NAMELESS ist eine Versuchsanordnung über die Nachahmung als Grundfigur des Subjekts. Ausgangspunkt ist eine radikale These: Der Mensch findet nicht heraus, wer er ist, sondern kopiert, was er für ein Leben hält — zunächst aus den geschlossenen Bedeutungssystemen des klassischen Erzählkinos, später aus den brüchigen, offenen Formen des Autorenkinos. Dieser Wechsel der ästhetischen Referenz ist zugleich ein Wechsel des Weltverhältnisses: von der Gewissheit zur Ambiguität, von der Pose zur Leere.
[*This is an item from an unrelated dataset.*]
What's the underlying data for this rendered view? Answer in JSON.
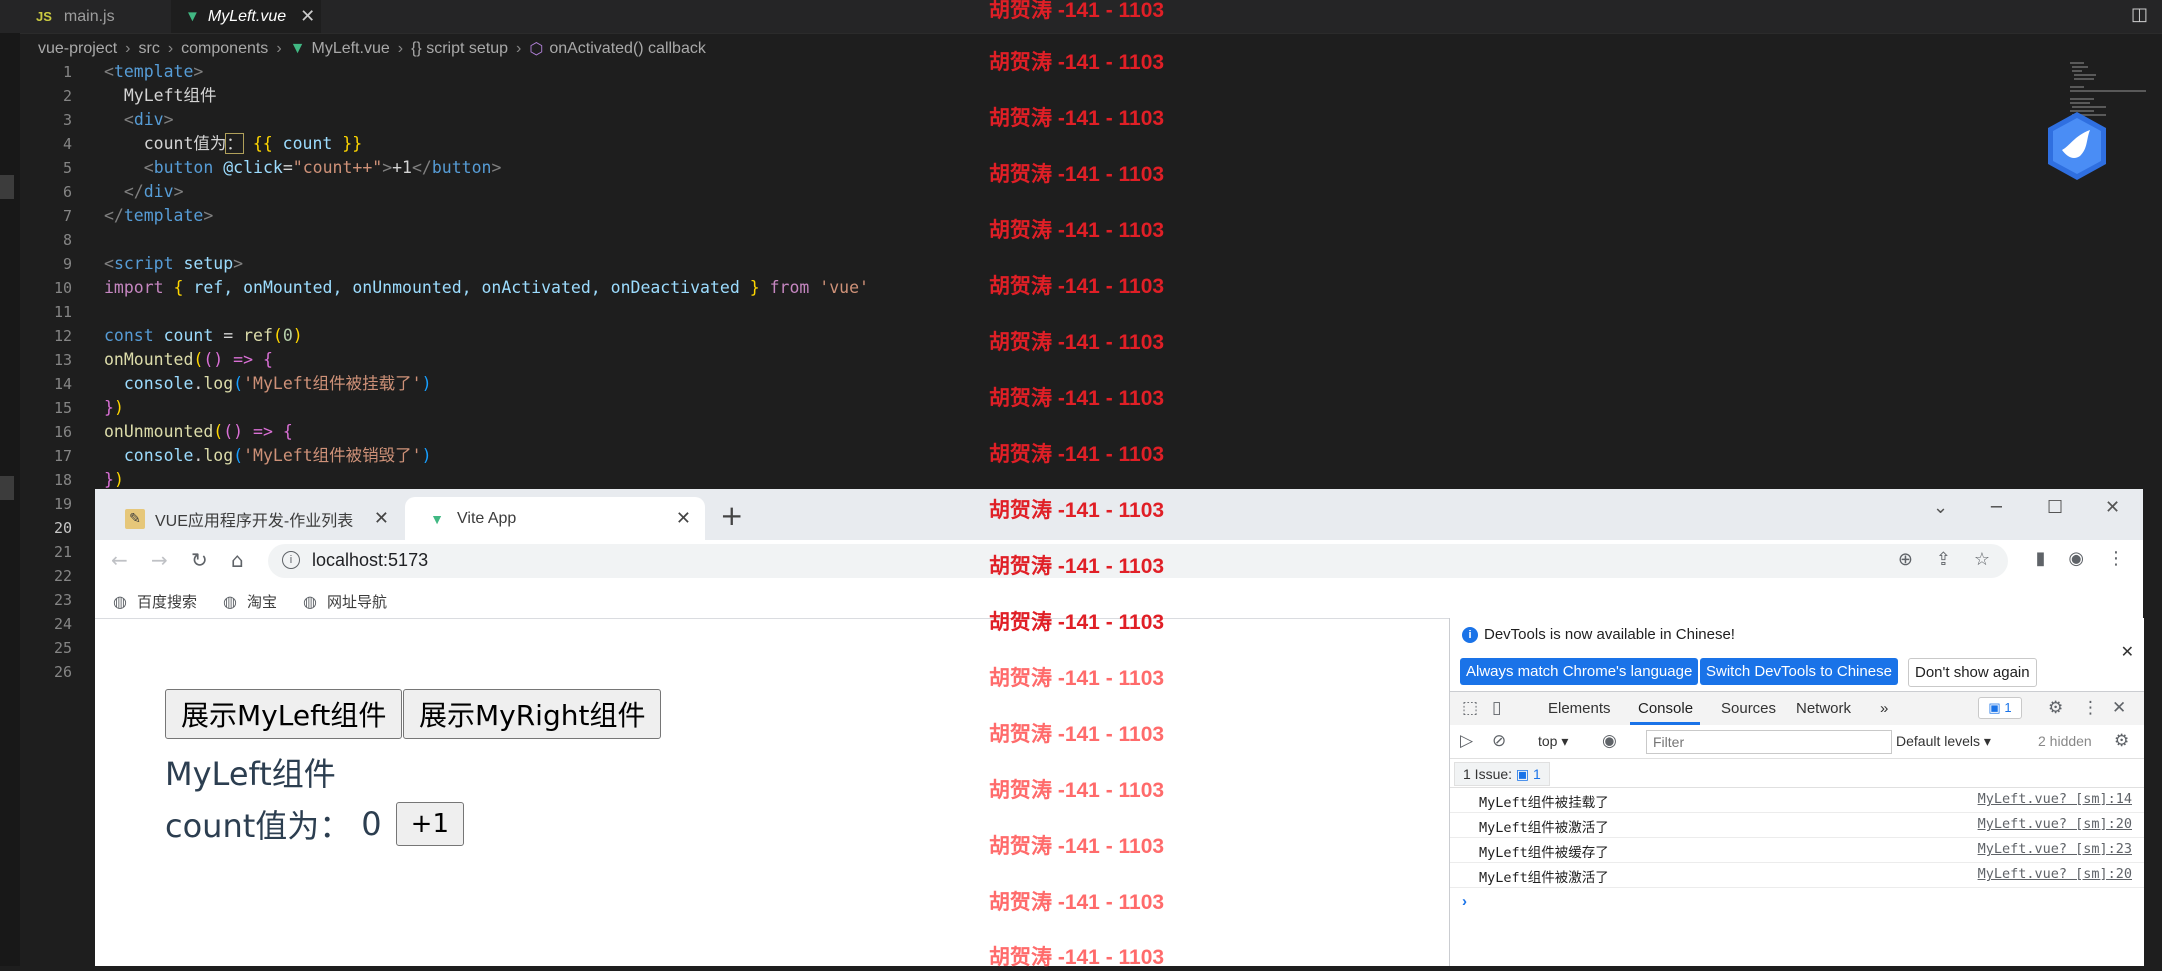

Indem die Arbeit diese Bewegung in den realen Stadtraum verlegt, verschiebt sich auch die Position der Zuschauer:innen. Sie sind nicht mehr vor einer Bühne versammelt, sondern selbst im Bild — T eil einer Szene, die keine sichere Grenze mehr zur Wirklichkeit zieht. Die Dramaturgie arbeitet mit der Nichtunterscheidbarkeit von Inszenierung und Alltag und macht das Zusehen selbst zum Gegenstand der Befragung.